Intelligence artificielle
Modélisation de réseaux de neurones artificiels (ANN) sur les cerveaux d’animaux

Le neuroscientifique du Cold Spring Harbor Laboratory (CSHL) Anthony Zador a montré que l’évolution et les cerveaux d’animaux peuvent être utilisés comme inspiration pour l’apprentissage automatique. Cela peut être bénéfique pour aider l’IA à résoudre de nombreux problèmes différents.
Selon le neuroscientifique du CSHL Anthony Zador, l’intelligence artificielle (IA) peut être grandement améliorée en regardant les cerveaux d’animaux. Avec cette approche, les neuroscientifiques et ceux qui travaillent dans le domaine de l’IA ont un nouveau moyen de résoudre certains des problèmes les plus pressants de l’IA.
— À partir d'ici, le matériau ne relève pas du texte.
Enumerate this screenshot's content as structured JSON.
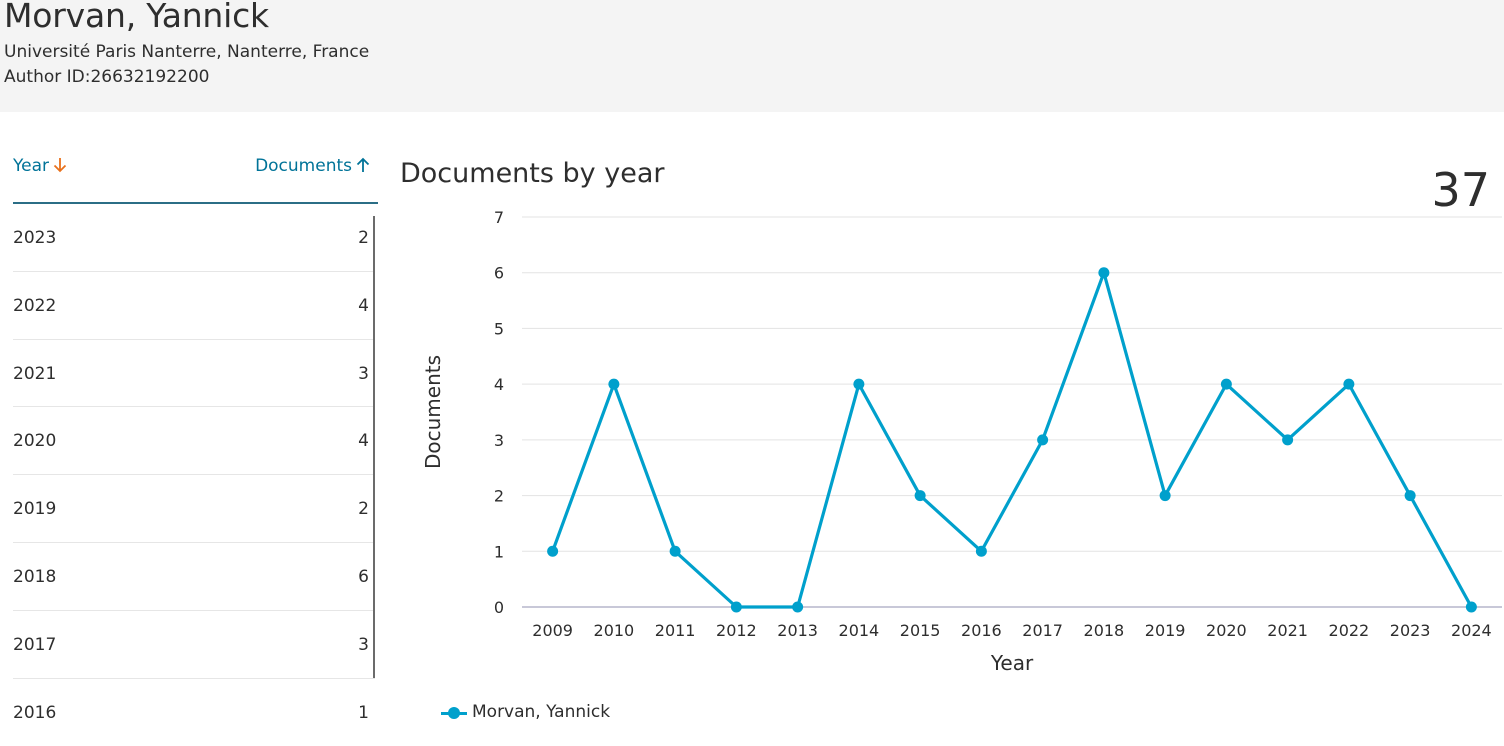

Anthony Zador, M.D., Ph.D., a consacré une grande partie de sa carrière à expliquer les réseaux neuronaux complexes dans le cerveau vivant. Il va jusqu’aux neurones individuels. Au début de sa carrière, il s’est concentré sur quelque chose de différent. Il a étudié les réseaux de neurones artificiels (ANN). Les ANNs sont des systèmes de calcul qui ont été la base de nombreux développements dans le secteur de l’IA. Ils sont modélisés d’après les réseaux présents dans les cerveaux d’animaux et humains. Jusqu’à présent, c’est là que le concept s’est arrêté.
Un article de perspective récent, rédigé par Zador, a été publié dans Nature Communications. Dans cet article, Zador a détaillé comment les nouveaux algorithmes d’apprentissage améliorés aident les systèmes d’IA à se développer jusqu’à un point où ils surpassent considérablement les humains. Cela se produit dans une variété de tâches, de problèmes et de jeux comme les échecs et le poker. Même si certains de ces ordinateurs sont capables de performer si bien dans une variété de problèmes complexes, ils sont souvent déconcertés par des choses que les humains considéreraient comme simples.
Si ceux qui travaillent dans ce domaine étaient capables de résoudre ce problème, les robots pourraient atteindre un point de développement où ils pourraient apprendre à faire des choses extrêmement naturelles et organiques, telles que traquer une proie ou construire un nid. Ils pourraient même faire quelque chose comme laver la vaisselle, ce qui s’est avéré être extrêmement difficile pour les robots.
« Les choses que nous trouvons difficiles, comme la pensée abstraite ou le jeu d’échecs, ne sont pas les choses difficiles pour les machines. Les choses que nous trouvons faciles, comme interagir avec le monde physique, c’est ce qui est difficile », a expliqué Zador. « La raison pour laquelle nous pensons que c’est facile est que nous avons eu une demi-milliard d’années d’évolution qui ont câblé nos circuits pour que nous le fassions sans effort. »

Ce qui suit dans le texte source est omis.